###Customer Churn Using PySpark Prediction for Music App.
This repository contains the results of the Data Science Nanodegree SpThis repository includes the findings of the Sparkify Capstone Project Datascience Nanodegree. Its aim is to make the code available to the reviewers. See a Medium Blog Post for more information.arkify Capstone Project. Its’s purpose is to give the reviewers access to the code. More information can be found on a Medium Blog Post.
- Installation
- Project Motivation
- Files Description
- Result
- Licensing, Authors, and Acknowledgements
The following applications and Python libraries needs to be included in this project:
- Python
- Spark
- Pyspark
- pandas
- Matplotlib
- Seaborn
You would also need to have Jupyter Notebook applications enabled like Anaconda to run and execute.
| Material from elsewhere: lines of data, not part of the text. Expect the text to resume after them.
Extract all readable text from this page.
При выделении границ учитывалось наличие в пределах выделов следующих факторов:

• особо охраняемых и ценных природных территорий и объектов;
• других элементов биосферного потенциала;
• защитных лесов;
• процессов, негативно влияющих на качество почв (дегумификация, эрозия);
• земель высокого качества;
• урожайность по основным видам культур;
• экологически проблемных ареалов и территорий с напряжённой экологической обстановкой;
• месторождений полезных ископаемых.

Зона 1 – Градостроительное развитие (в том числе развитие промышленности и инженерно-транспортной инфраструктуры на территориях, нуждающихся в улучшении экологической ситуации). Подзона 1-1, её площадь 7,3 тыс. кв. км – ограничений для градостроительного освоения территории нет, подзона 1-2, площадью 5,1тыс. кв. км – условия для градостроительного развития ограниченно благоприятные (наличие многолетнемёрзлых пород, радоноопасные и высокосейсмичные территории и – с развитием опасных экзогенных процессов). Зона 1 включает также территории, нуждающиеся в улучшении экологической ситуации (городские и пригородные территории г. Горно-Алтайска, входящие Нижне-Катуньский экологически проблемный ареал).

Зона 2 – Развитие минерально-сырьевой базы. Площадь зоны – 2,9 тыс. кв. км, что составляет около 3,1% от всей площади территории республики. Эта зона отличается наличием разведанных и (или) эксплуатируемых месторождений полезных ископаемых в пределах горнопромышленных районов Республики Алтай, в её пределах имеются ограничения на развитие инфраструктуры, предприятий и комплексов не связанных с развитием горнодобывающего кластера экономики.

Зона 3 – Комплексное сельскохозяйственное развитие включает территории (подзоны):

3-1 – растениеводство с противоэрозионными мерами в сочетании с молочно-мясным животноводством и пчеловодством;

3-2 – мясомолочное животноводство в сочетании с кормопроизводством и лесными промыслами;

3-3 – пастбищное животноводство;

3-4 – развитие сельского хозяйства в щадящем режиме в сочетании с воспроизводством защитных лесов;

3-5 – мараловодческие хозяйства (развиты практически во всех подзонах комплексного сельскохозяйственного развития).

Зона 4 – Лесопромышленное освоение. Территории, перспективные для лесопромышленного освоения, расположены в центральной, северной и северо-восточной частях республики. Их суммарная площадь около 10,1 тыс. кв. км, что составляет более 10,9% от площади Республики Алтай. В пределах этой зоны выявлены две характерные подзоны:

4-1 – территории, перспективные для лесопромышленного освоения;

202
- Loading and manipulating huge sets of data into Spark using Spark SQL and Spark Dataframes
- Use the Spark ML machine learning APIs to create and fine-tune models -Integrating the skills I learned in the Spark course and the Nanodegree program for Data Scientists
- Sparkify.ipynb Notebook is main file of the project.
- It demonstrates the process of using pyspark to explore the data and build the model.
We split the collection of function & goal variable data into train, test and then developed a pipeline and implemented 3 models of machine learning. Because the churned users are a fairly small subset, we used F1 performance as the optimizing metric, and we found a better model for GBTClassifier compared to another.
I post a blog about the detail, you can find it here.
Must give credit to Udacity for the project. And instructions in the notebook are also well prepared by Udacity team.